New York's Garbage Bins Are Cranking Out Super-Fast Free Wi-Fi
Time Warner Cable vs. actual garbage bins. Who ya got?
Soon, New York City’s ubiquitous bins of public filth will actually serve a purpose. Last winter the waste management company Bigbelly teamed up with the city’s Downtown Alliance to install two of its smart garbage bins in downtown Manhattan with wireless internet capabilities. Now, true to their name, they want to expand.
Besides being solar-powered, the normal bins worked some magical refuse wonders by sending digital notifications to trash collectors when they were full or stank more than lower Manhattan usually does. The testing bins were also outfitted with Wi-Fi hotspots that boasted speeds of 50 to 75 megabits. Speeds like that make Time Warner Cable look like the trash pile of cable companies, which, come to think of it, yup.
The high power was matched with the fact that no tall buildings interrupted their signals, making these magic garbage oases probably the best Internet you could get in the city.

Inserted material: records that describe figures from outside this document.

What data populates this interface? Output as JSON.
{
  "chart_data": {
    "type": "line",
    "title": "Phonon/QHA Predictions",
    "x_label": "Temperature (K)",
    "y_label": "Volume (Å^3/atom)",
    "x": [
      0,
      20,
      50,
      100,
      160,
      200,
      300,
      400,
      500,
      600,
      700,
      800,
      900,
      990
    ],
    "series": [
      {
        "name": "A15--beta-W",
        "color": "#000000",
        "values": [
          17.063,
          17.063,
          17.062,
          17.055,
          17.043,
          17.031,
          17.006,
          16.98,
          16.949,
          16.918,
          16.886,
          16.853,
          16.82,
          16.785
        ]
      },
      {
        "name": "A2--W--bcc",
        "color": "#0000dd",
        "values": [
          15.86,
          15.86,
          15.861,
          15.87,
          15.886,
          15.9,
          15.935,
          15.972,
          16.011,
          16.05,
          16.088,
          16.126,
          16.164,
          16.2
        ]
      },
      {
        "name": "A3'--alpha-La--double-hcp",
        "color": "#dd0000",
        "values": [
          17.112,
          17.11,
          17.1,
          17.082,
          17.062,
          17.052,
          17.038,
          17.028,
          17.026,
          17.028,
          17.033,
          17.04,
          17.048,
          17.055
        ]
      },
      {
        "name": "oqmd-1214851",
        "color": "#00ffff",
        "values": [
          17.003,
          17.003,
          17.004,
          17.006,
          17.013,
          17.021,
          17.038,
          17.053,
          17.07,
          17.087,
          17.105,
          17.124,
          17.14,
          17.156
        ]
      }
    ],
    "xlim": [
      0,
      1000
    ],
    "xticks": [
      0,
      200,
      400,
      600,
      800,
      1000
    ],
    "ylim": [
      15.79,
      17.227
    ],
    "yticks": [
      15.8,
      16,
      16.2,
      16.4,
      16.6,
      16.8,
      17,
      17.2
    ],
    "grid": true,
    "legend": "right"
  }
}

Wall Street traders watching cell phone porn at strip clubs and teenage girls on the Lower East Side sending selfies made the dry run a resounding success. This allowed Bigbelly to apply for a grant from the mayor’s office to pepper more of its of Wi-Fi bins around the city, from Battery Park to the Bowery and beyond.
Leila Dillon, Bigbelly’s vice president of global marketing, told Citylab its simple, populist mantra: “We are a smart solar-powered, connected technology platform that is literally sitting in the streets of New York. We are exactly where the people are.”
Bigbelly’s free-wireless push matches the ambition of CityBridge, a similar company trying to replace all of New York City’s former telephone booths/current homeless toilets with “Links,” or high powered Wi-Fi stations where New Yorkers and visitors alike can charge their phones, make domestic calls, and get real-time geographic info just in case they forget the city is an idiotproof grid.
The city legitimately updating mini eyesores like phone booths and garbage bins like this is a great step forward. Also, holy shit, it’s free. Companies get advertising space and people get the ability to surf the Internet near a garbage can for stupid amounts of time. Greatest city in the world. New York City will soon have garbage cans that can give us Internet, and yet the Second Avenue subway still isn’t finished. Go figure.